Many of us in long-term relationships often spend the weekend dreaming about how to leave our partner (there are 50 ways? I’m only coming up with two or three).
On the other hand, Jennifer Aniston is famously willing to try again.
Aniston, who once said “The greater your capacity to love, the greater your capacity to feel the pain,” sure felt the pain in her love life. I mean, she gave her heart to John Mayer, who was such a complete idiot there are articles called The 9 Douchiest Things John Mayer Ever Said. Nine? Come on. There’s another article with 15 quotes. That’s more like it.
But Aniston is a yogi. Really. She practices yoga all the time. So when she gave her heart to Brad Pitt, arguably the sexiest man on the planet according to People Magazine, and he trashed it for Angelina Jolie (who at the time was still wearing a vial of blood around her neck from her ex-husband), Aniston was able to move on and try again.
When Mayer talked about their boring sex life in Playboy magazine and that she didn’t understand how to use Twitter, presumably while she was having sex, she was able to move on and try again.
When she dated Bradley Cooper, currently the star of the movie Hit and Run, she was able to move on and try again. There’s a reason he’s the star of this movie. People, I can’t make this stuff up!
For me, Aniston is America’s sweetheart not just because she is so cute and has fabulous hair and dated some of the world’s most handsome men. No, she is America’s sweetheart because she is legendarily willing to get up, dust herself off, and try again. This is very yogic.
“Love is just like yoga. You have to be willing to fail over and over again until you get it right,” I wrote in “Finding More on the Mat: How I Grew Better, Wiser and Stronger through Yoga.”
It’s true. Love is not easy. Neither is yoga. Both are here to make us better, or at least wiser. Maybe we just grow stronger if we survive it. But either way, love, yoga and life are freaking hard.
“Life is glorious, but life is also wretched,” said the Buddhist philosopher Pema Chodron. “Gloriousness and wretchedness need each other. One inspires us, the other softens us. They go together.”
This is why in yoga, I usually teach the pose twice. Once is possibly to fail, and the second time to get it. I tell my students, the second time around is better than the first. What can we learn here?
Apparently, I’m doing the same thing in my life. My first marriage lasted, wait for it….. 20 months! I know, right? There are Hollywood marriages that lasted longer than this—even Aniston’s. For a starter marriage, it was not a great start.
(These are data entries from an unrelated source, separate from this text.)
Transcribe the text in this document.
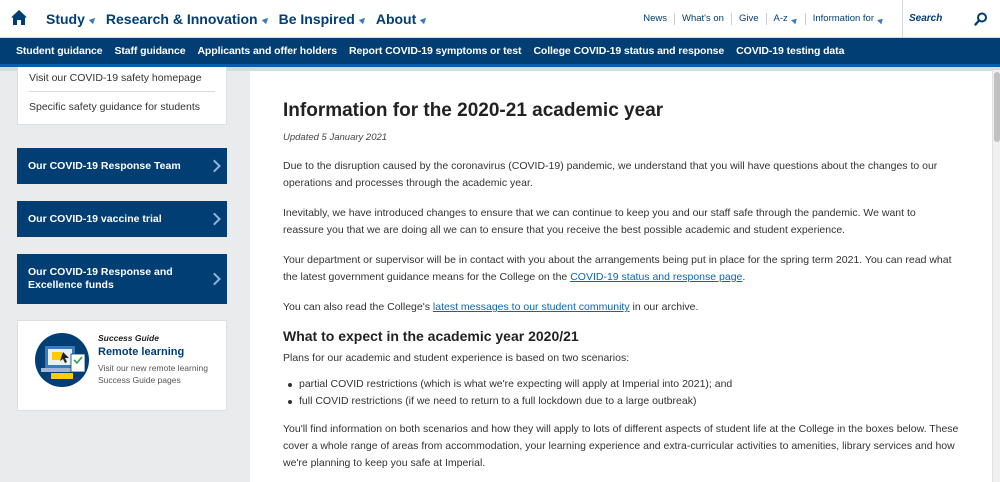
Study Research & Innovation Be Inspired About	News What's on Give A-z	Information for	Search
Student guidance Staff guidance Applicants and offer holders Report COVID-19 symptoms or test College COVID-19 status and response COVID-19 testing data
Visit our COVID-19 safety homepage
Specific safety guidance for students
Our COVID-19 Response Team
Our COVID-19 vaccine trial
Our COVID-19 Response and Excellence funds
Success Guide
Remote learning
Visit our new remote learning Success Guide pages
Information for the 2020-21 academic year
Updated 5 January 2021

Due to the disruption caused by the coronavirus (COVID-19) pandemic, we understand that you will have questions about the changes to our operations and processes through the academic year.

Inevitably, we have introduced changes to ensure that we can continue to keep you and our staff safe through the pandemic. We want to reassure you that we are doing all we can to ensure that you receive the best possible academic and student experience.

Your department or supervisor will be in contact with you about the arrangements being put in place for the spring term 2021. You can read what the latest government guidance means for the College on the COVID-19 status and response page.

You can also read the College's latest messages to our student community in our archive.

What to expect in the academic year 2020/21

Plans for our academic and student experience is based on two scenarios:

partial COVID restrictions (which is what we're expecting will apply at Imperial into 2021); and
full COVID restrictions (if we need to return to a full lockdown due to a large outbreak)

You'll find information on both scenarios and how they will apply to lots of different aspects of student life at the College in the boxes below. These cover a whole range of areas from accommodation, your learning experience and extra-curricular activities to amenities, library services and how we're planning to keep you safe at Imperial.
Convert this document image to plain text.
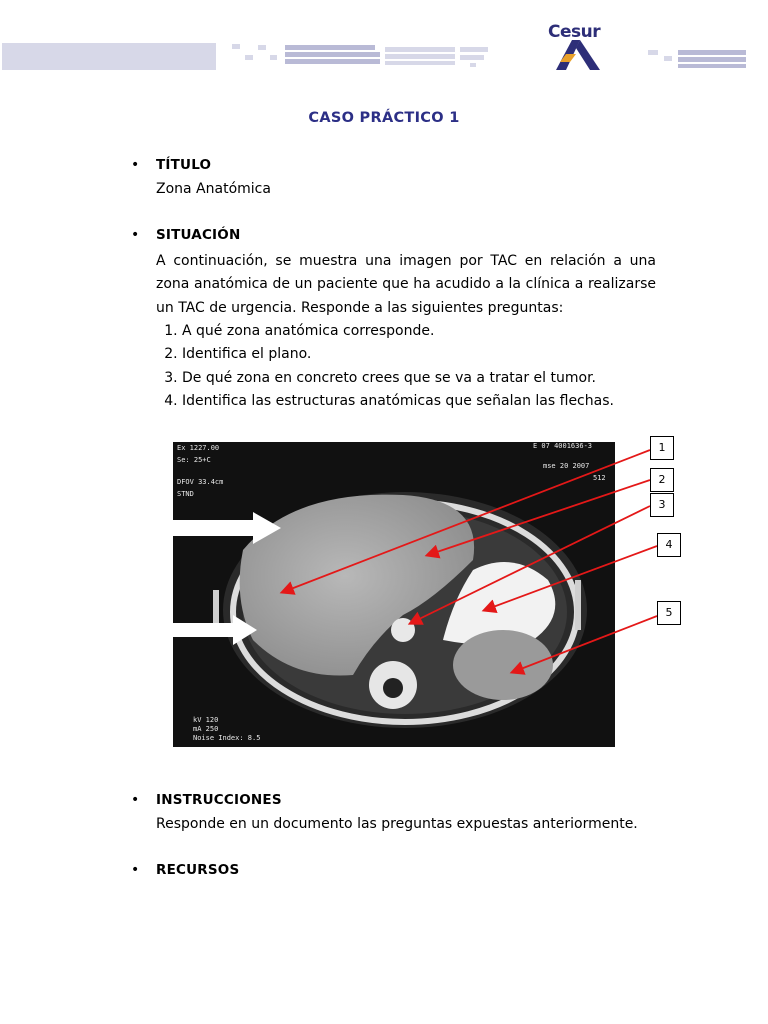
Cesur
CASO PRÁCTICO 1
• TÍTULO
Zona Anatómica
• SITUACIÓN
A continuación, se muestra una imagen por TAC en relación a una zona anatómica de un paciente que ha acudido a la clínica a realizarse un TAC de urgencia. Responde a las siguientes preguntas:
1. A qué zona anatómica corresponde.
2. Identifica el plano.
3. De qué zona en concreto crees que se va a tratar el tumor.
4. Identifica las estructuras anatómicas que señalan las flechas.
Ex 1227.00
Se: 25+C
DFOV 33.4cm
STND
E 07 4001636-3
mse 20 2007
512
kV 120
mA 250
Noise Index: 8.5
1
2
3
4
5
• INSTRUCCIONES
Responde en un documento las preguntas expuestas anteriormente.
• RECURSOS
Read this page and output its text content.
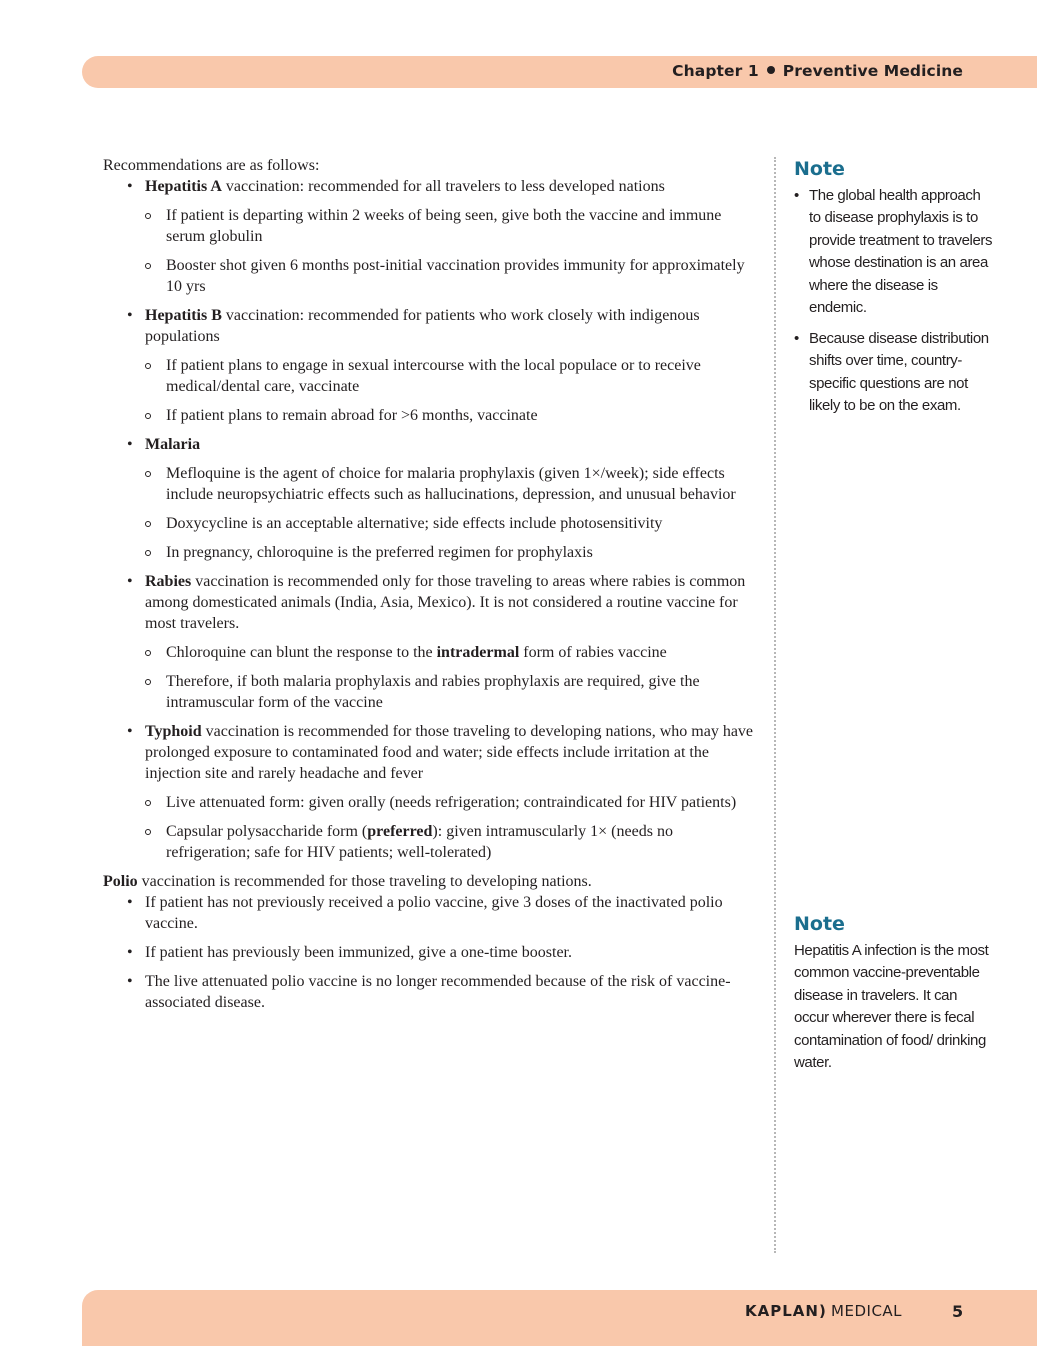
Chapter 1 Preventive Medicine

Recommendations are as follows:

• Hepatitis A vaccination: recommended for all travelers to less developed nations
If patient is departing within 2 weeks of being seen, give both the vaccine and immune serum globulin
Booster shot given 6 months post-initial vaccination provides immunity for approximately 10 yrs
• Hepatitis B vaccination: recommended for patients who work closely with indigenous populations
If patient plans to engage in sexual intercourse with the local populace or to receive medical/dental care, vaccinate
If patient plans to remain abroad for >6 months, vaccinate
• Malaria
Mefloquine is the agent of choice for malaria prophylaxis (given 1×/week); side effects include neuropsychiatric effects such as hallucinations, depression, and unusual behavior
Doxycycline is an acceptable alternative; side effects include photosensitivity
In pregnancy, chloroquine is the preferred regimen for prophylaxis
• Rabies vaccination is recommended only for those traveling to areas where rabies is common among domesticated animals (India, Asia, Mexico). It is not considered a routine vaccine for most travelers.
Chloroquine can blunt the response to the intradermal form of rabies vaccine
Therefore, if both malaria prophylaxis and rabies prophylaxis are required, give the intramuscular form of the vaccine
• Typhoid vaccination is recommended for those traveling to developing nations, who may have prolonged exposure to contaminated food and water; side effects include irritation at the injection site and rarely headache and fever
Live attenuated form: given orally (needs refrigeration; contraindicated for HIV patients)
Capsular polysaccharide form (preferred): given intramuscularly 1× (needs no refrigeration; safe for HIV patients; well-tolerated)

Polio vaccination is recommended for those traveling to developing nations.

• If patient has not previously received a polio vaccine, give 3 doses of the inactivated polio vaccine.
• If patient has previously been immunized, give a one-time booster.
• The live attenuated polio vaccine is no longer recommended because of the risk of vaccine-associated disease.
Note
• The global health approach to disease prophylaxis is to provide treatment to travelers whose destination is an area where the disease is endemic.
• Because disease distribution shifts over time, country-specific questions are not likely to be on the exam.
Note

Hepatitis A infection is the most common vaccine-preventable disease in travelers. It can occur wherever there is fecal contamination of food/ drinking water.

KAPLAN) MEDICAL	5
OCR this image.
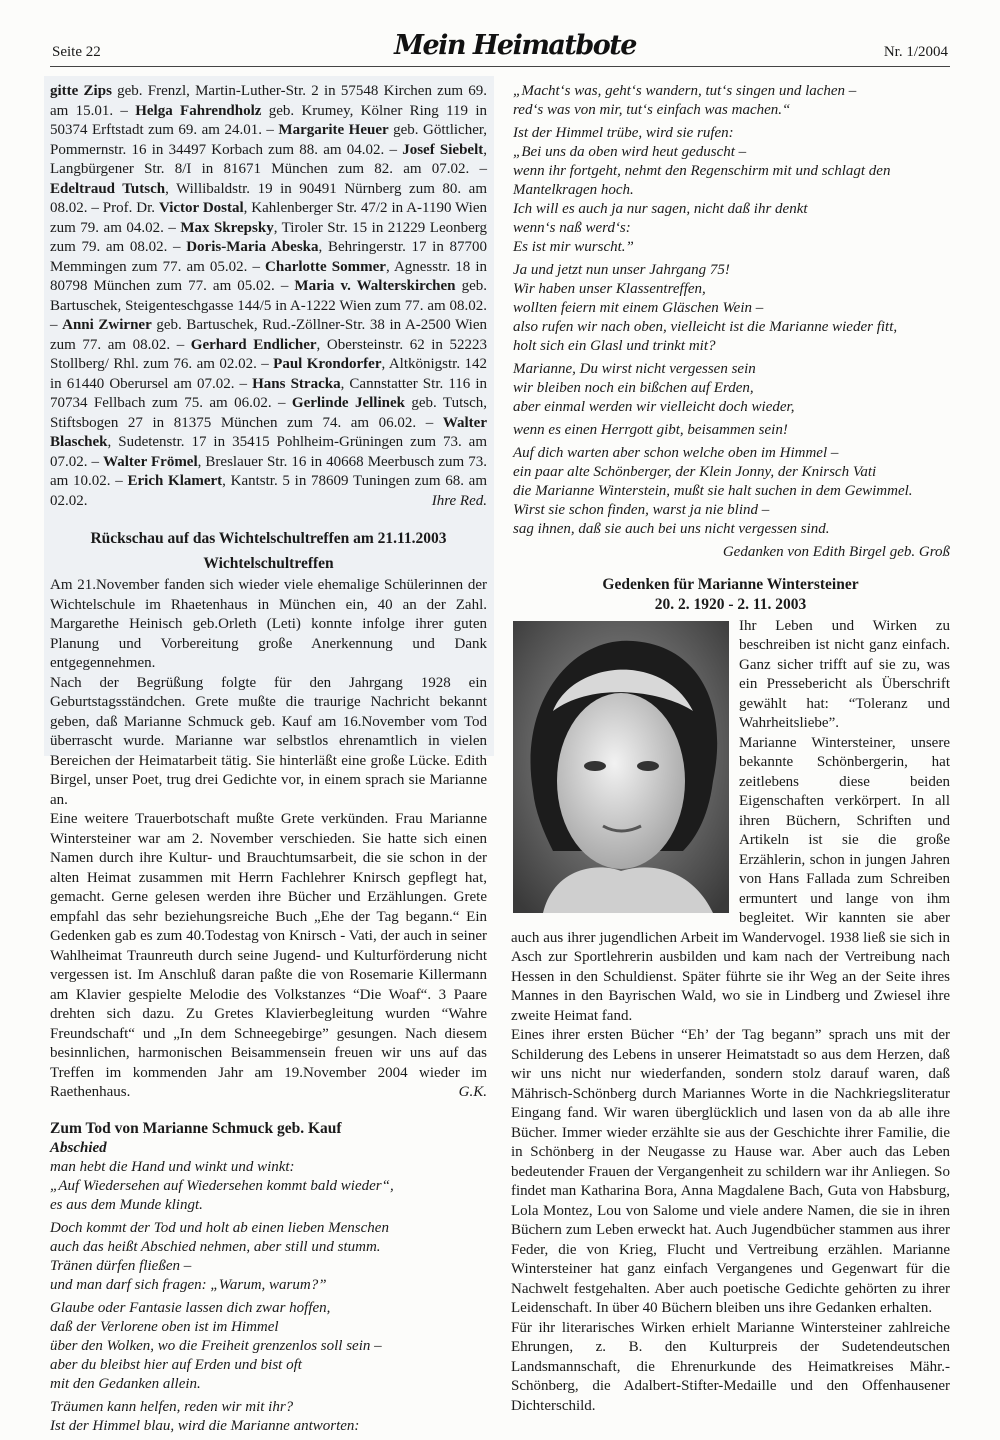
Seite 22	Mein Heimatbote	Nr. 1/2004

gitte Zips geb. Frenzl, Martin-Luther-Str. 2 in 57548 Kirchen zum 69. am 15.01. – Helga Fahrendholz geb. Krumey, Kölner Ring 119 in 50374 Erftstadt zum 69. am 24.01. – Margarite Heuer geb. Göttlicher, Pommernstr. 16 in 34497 Korbach zum 88. am 04.02. – Josef Siebelt, Langbürgener Str. 8/I in 81671 München zum 82. am 07.02. – Edeltraud Tutsch, Willibaldstr. 19 in 90491 Nürnberg zum 80. am 08.02. – Prof. Dr. Victor Dostal, Kahlenberger Str. 47/2 in A-1190 Wien zum 79. am 04.02. – Max Skrepsky, Tiroler Str. 15 in 21229 Leonberg zum 79. am 08.02. – Doris-Maria Abeska, Behringerstr. 17 in 87700 Memmingen zum 77. am 05.02. – Charlotte Sommer, Agnesstr. 18 in 80798 München zum 77. am 05.02. – Maria v. Walterskirchen geb. Bartuschek, Steigenteschgasse 144/5 in A-1222 Wien zum 77. am 08.02. – Anni Zwirner geb. Bartuschek, Rud.-Zöllner-Str. 38 in A-2500 Wien zum 77. am 08.02. – Gerhard Endlicher, Obersteinstr. 62 in 52223 Stollberg/ Rhl. zum 76. am 02.02. – Paul Krondorfer, Altkönigstr. 142 in 61440 Oberursel am 07.02. – Hans Stracka, Cannstatter Str. 116 in 70734 Fellbach zum 75. am 06.02. – Gerlinde Jellinek geb. Tutsch, Stiftsbogen 27 in 81375 München zum 74. am 06.02. – Walter Blaschek, Sudetenstr. 17 in 35415 Pohlheim-Grüningen zum 73. am 07.02. – Walter Frömel, Breslauer Str. 16 in 40668 Meerbusch zum 73. am 10.02. – Erich Klamert, Kantstr. 5 in 78609 Tuningen zum 68. am 02.02.	Ihre Red.
Rückschau auf das Wichtelschultreffen am 21.11.2003
Wichtelschultreffen

Am 21.November fanden sich wieder viele ehemalige Schülerinnen der Wichtelschule im Rhaetenhaus in München ein, 40 an der Zahl. Margarethe Heinisch geb.Orleth (Leti) konnte infolge ihrer guten Planung und Vorbereitung große Anerkennung und Dank entgegennehmen.

Nach der Begrüßung folgte für den Jahrgang 1928 ein Geburtstagsständchen. Grete mußte die traurige Nachricht bekannt geben, daß Marianne Schmuck geb. Kauf am 16.November vom Tod überrascht wurde. Marianne war selbstlos ehrenamtlich in vielen Bereichen der Heimatarbeit tätig. Sie hinterläßt eine große Lücke. Edith Birgel, unser Poet, trug drei Gedichte vor, in einem sprach sie Marianne an.

Eine weitere Trauerbotschaft mußte Grete verkünden. Frau Marianne Wintersteiner war am 2. November verschieden. Sie hatte sich einen Namen durch ihre Kultur- und Brauchtumsarbeit, die sie schon in der alten Heimat zusammen mit Herrn Fachlehrer Knirsch gepflegt hat, gemacht. Gerne gelesen werden ihre Bücher und Erzählungen. Grete empfahl das sehr beziehungsreiche Buch „Ehe der Tag begann.“ Ein Gedenken gab es zum 40.Todestag von Knirsch - Vati, der auch in seiner Wahlheimat Traunreuth durch seine Jugend- und Kulturförderung nicht vergessen ist. Im Anschluß daran paßte die von Rosemarie Killermann am Klavier gespielte Melodie des Volkstanzes “Die Woaf“. 3 Paare drehten sich dazu. Zu Gretes Klavierbegleitung wurden “Wahre Freundschaft“ und „In dem Schneegebirge” gesungen. Nach diesem besinnlichen, harmonischen Beisammensein freuen wir uns auf das Treffen im kommenden Jahr am 19.November 2004 wieder im Raethenhaus.	G.K.
Zum Tod von Marianne Schmuck geb. Kauf
Abschied
man hebt die Hand und winkt und winkt:
„Auf Wiedersehen auf Wiedersehen kommt bald wieder“,
es aus dem Munde klingt.
Doch kommt der Tod und holt ab einen lieben Menschen
auch das heißt Abschied nehmen, aber still und stumm.
Tränen dürfen fließen –
und man darf sich fragen: „Warum, warum?”
Glaube oder Fantasie lassen dich zwar hoffen,
daß der Verlorene oben ist im Himmel
über den Wolken, wo die Freiheit grenzenlos soll sein –
aber du bleibst hier auf Erden und bist oft
mit den Gedanken allein.
Träumen kann helfen, reden wir mit ihr?
Ist der Himmel blau, wird die Marianne antworten:
„Macht‘s was, geht‘s wandern, tut‘s singen und lachen –
red‘s was von mir, tut‘s einfach was machen.“
Ist der Himmel trübe, wird sie rufen:
„Bei uns da oben wird heut geduscht –
wenn ihr fortgeht, nehmt den Regenschirm mit und schlagt den
Mantelkragen hoch.
Ich will es auch ja nur sagen, nicht daß ihr denkt
wenn‘s naß werd‘s:
Es ist mir wurscht.”
Ja und jetzt nun unser Jahrgang 75!
Wir haben unser Klassentreffen,
wollten feiern mit einem Gläschen Wein –
also rufen wir nach oben, vielleicht ist die Marianne wieder fitt,
holt sich ein Glasl und trinkt mit?
Marianne, Du wirst nicht vergessen sein
wir bleiben noch ein bißchen auf Erden,
aber einmal werden wir vielleicht doch wieder,
wenn es einen Herrgott gibt, beisammen sein!
Auf dich warten aber schon welche oben im Himmel –
ein paar alte Schönberger, der Klein Jonny, der Knirsch Vati
die Marianne Winterstein, mußt sie halt suchen in dem Gewimmel.
Wirst sie schon finden, warst ja nie blind –
sag ihnen, daß sie auch bei uns nicht vergessen sind.
Gedanken von Edith Birgel geb. Groß
Gedenken für Marianne Wintersteiner
20. 2. 1920 - 2. 11. 2003

Ihr Leben und Wirken zu beschreiben ist nicht ganz einfach. Ganz sicher trifft auf sie zu, was ein Pressebericht als Überschrift gewählt hat: “Toleranz und Wahrheitsliebe”.

Marianne Wintersteiner, unsere bekannte Schönbergerin, hat zeitlebens diese beiden Eigenschaften verkörpert. In all ihren Büchern, Schriften und Artikeln ist sie die große Erzählerin, schon in jungen Jahren von Hans Fallada zum Schreiben ermuntert und lange von ihm begleitet. Wir kannten sie aber auch aus ihrer jugendlichen Arbeit im Wandervogel. 1938 ließ sie sich in Asch zur Sportlehrerin ausbilden und kam nach der Vertreibung nach Hessen in den Schuldienst. Später führte sie ihr Weg an der Seite ihres Mannes in den Bayrischen Wald, wo sie in Lindberg und Zwiesel ihre zweite Heimat fand.

Eines ihrer ersten Bücher “Eh’ der Tag begann” sprach uns mit der Schilderung des Lebens in unserer Heimatstadt so aus dem Herzen, daß wir uns nicht nur wiederfanden, sondern stolz darauf waren, daß Mährisch-Schönberg durch Mariannes Worte in die Nachkriegsliteratur Eingang fand. Wir waren überglücklich und lasen von da ab alle ihre Bücher. Immer wieder erzählte sie aus der Geschichte ihrer Familie, die in Schönberg in der Neugasse zu Hause war. Aber auch das Leben bedeutender Frauen der Vergangenheit zu schildern war ihr Anliegen. So findet man Katharina Bora, Anna Magdalene Bach, Guta von Habsburg, Lola Montez, Lou von Salome und viele andere Namen, die sie in ihren Büchern zum Leben erweckt hat. Auch Jugendbücher stammen aus ihrer Feder, die von Krieg, Flucht und Vertreibung erzählen. Marianne Wintersteiner hat ganz einfach Vergangenes und Gegenwart für die Nachwelt festgehalten. Aber auch poetische Gedichte gehörten zu ihrer Leidenschaft. In über 40 Büchern bleiben uns ihre Gedanken erhalten.

Für ihr literarisches Wirken erhielt Marianne Wintersteiner zahlreiche Ehrungen, z. B. den Kulturpreis der Sudetendeutschen Landsmannschaft, die Ehrenurkunde des Heimatkreises Mähr.-Schönberg, die Adalbert-Stifter-Medaille und den Offenhausener Dichterschild.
So now, I have a new husband and a new job (it’s a long story so you’ll have to buy the book). I will not go as far to say that life is perfect, or that there aren’t weekends that I spend dreaming about a studio apartment in New York City. But it is better.
And if there are days when it sucks, well I’m not afraid to try again until I get it right. That’s the lesson that Aniston has taught us by being thrown into the spotlight shining on her failed attempts at love.
“A relationship isn’t going to make me survive,” Aniston once said. “It’s the cherry on top.”
I hope you have your cake this time, Ms. Aniston, and the cherry on top as well. If not, you can always come back to your yoga mat and try again.